What Are The Differences Between England, Scotland And Wales In Terms Of Cultural Tradition?


4 Answers

Mark Henderson Profile
Mark Henderson answered
Cultural Differences

England, Scotland and Wales all have significant individual cultures and traditions, although English culture is sometimes wrongly assumed to be that of the whole of the British Isles.

  • English is one of the most widely-spoken languages in the world, and is the official language of international organisations such as the United Nations.
  • The language is universally spoken in Scotland and Wales, but both countries also have their own languages.
  • The Welsh language is a Brythonic language which (as of 2011) is the official language of the country, even though only 20% of the population can speak it.
  • Scotland is home to a whole family of languages and dialects, of which the two most prominent are the Scots language and Scottish Gaelic. Scots language is also spoken in parts of Northern Ireland, where it is known as Ulster Scots.

Sport England is responsible for the codification of most of the modern world's most popular sports including Association Football (Soccer), Rugby, Cricket and Tennis. However Scotland and Wales both have their own sporting traditions.

  • In Wales, Rugby is more popular than Football, whereas in England the reverse is true.
  • English sports are very popular in Scotland, although the country also has its own sporting traditions. Scotland is the home of Golf and is globally-renowned for its golf courses. It is also the birth place of Curling, a traditional Scottish sport.

  • Before the Act of Union, there had been numerous conflicts between the countries, usually involving rebellion against English rule or the repulsion of English invaders.
  • The Act of Union in 1707 put into the law the terms of the 1706 treaty of Union. This act joined the Kingdom of Scotland and the Kingdom of England (which included Wales) into one separate state called the Kingdom of Great Britain.
Mellisa Turner Profile
Mellisa Turner answered

Very little - we eat the same foods, speak the same language, listen to the same music and so on.

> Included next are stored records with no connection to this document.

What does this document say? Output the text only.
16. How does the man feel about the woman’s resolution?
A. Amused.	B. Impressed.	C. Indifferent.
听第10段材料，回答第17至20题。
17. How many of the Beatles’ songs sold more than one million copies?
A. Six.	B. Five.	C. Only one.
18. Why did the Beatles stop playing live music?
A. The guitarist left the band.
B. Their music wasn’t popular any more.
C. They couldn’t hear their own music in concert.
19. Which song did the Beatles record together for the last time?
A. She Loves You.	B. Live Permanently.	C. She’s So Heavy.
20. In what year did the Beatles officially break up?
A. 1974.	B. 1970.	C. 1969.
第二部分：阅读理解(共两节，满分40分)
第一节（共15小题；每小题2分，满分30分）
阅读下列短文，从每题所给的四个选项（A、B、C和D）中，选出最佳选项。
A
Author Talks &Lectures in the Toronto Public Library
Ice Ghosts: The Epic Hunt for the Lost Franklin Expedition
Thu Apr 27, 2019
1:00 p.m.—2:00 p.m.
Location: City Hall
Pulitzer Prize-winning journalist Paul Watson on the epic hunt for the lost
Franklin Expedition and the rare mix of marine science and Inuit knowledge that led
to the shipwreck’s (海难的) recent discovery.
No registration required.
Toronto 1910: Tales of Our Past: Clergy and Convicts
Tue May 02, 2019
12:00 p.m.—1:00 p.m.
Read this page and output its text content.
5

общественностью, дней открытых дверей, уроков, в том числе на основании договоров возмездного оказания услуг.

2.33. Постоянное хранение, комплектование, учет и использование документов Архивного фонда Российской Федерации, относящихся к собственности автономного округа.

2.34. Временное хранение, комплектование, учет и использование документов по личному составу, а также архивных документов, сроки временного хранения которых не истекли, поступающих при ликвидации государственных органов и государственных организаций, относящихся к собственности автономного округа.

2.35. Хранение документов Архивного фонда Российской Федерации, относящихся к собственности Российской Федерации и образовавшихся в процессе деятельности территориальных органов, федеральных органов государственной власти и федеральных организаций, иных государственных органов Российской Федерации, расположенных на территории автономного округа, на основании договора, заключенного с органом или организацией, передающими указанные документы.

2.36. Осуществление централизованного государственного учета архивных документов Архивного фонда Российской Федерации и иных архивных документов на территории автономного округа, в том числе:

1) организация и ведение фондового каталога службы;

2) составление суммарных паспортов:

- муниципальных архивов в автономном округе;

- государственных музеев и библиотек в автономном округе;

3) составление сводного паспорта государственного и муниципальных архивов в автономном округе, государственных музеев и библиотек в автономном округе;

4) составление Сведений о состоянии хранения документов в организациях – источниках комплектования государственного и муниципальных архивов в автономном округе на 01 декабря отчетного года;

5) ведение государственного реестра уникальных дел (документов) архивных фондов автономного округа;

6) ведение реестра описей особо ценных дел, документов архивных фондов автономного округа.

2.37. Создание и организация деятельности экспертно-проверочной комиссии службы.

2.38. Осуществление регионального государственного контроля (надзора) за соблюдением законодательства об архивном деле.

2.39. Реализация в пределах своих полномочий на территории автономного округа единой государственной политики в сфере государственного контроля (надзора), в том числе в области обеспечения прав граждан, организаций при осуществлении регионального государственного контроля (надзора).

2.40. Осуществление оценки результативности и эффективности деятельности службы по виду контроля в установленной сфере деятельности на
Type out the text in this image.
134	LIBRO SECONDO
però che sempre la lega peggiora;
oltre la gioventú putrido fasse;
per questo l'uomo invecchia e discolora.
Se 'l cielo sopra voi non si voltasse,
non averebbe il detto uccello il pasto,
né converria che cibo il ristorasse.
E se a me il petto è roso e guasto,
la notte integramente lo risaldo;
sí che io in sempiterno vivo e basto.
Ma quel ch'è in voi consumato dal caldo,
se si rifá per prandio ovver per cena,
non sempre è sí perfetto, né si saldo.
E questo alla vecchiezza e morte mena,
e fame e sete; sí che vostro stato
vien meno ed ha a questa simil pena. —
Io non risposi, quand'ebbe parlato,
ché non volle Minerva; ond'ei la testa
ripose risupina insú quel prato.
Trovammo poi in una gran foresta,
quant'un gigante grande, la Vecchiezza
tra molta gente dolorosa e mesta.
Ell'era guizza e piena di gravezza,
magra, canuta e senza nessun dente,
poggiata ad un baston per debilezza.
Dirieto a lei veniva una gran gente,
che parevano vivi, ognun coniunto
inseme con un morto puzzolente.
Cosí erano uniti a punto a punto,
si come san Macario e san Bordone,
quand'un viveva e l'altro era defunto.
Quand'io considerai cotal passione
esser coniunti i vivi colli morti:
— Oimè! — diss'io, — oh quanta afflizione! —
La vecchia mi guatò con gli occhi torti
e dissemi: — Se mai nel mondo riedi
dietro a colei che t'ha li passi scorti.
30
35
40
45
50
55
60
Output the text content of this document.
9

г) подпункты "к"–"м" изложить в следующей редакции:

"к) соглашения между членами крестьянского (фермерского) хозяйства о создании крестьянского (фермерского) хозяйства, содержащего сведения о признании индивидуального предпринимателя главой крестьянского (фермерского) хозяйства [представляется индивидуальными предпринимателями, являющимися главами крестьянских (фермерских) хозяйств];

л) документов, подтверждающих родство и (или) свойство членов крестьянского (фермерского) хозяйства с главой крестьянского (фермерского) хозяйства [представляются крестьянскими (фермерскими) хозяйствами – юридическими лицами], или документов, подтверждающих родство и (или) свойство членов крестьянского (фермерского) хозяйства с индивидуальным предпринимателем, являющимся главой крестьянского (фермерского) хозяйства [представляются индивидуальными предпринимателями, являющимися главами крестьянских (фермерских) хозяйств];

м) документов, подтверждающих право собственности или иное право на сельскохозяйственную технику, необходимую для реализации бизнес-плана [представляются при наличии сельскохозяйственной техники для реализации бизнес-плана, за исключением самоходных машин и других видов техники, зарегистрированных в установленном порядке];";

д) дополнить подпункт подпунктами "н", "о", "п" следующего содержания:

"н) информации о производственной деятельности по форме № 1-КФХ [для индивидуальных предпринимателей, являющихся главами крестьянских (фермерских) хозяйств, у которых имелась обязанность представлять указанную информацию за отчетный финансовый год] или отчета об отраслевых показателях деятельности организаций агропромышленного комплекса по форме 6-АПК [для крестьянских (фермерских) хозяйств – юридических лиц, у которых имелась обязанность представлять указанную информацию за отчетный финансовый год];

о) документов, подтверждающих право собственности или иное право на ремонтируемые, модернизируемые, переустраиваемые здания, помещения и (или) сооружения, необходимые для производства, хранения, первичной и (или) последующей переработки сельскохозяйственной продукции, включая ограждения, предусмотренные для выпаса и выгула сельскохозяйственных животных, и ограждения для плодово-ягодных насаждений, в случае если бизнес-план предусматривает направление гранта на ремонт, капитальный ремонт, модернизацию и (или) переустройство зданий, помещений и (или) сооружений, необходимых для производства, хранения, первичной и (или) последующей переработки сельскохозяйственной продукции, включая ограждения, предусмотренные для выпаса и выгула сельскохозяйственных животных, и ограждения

A significant minority of Welsh people speak the Welsh language but most speak English as their only language. Less than 1% of Scots speak Gaelic.

It's probably true to say that politically, the English are somewhat more right-wing than the others, but this is misleading as the north of England is just as left-wing as Scotland or Wales.

There are historical differences such as local foods, traditional music and so on but these vary within all of the nations, not just between them and don't really impact on daily life.

Despite what many people keep saying, the great majority of Scots and Welsh have no interest in independence or breaking the union up - this is backed up by pretty much every poll and election result.

Britt Ross Profile
Britt Ross answered

the gaelic like eating sheep guts.

Anonymous Profile
Anonymous answered
Some things that are part of Scottish culture include bagpipes (music), kilts (national dress), clans, highland games, Hogmanay, Gaelic and Scots (language). The others don't have that.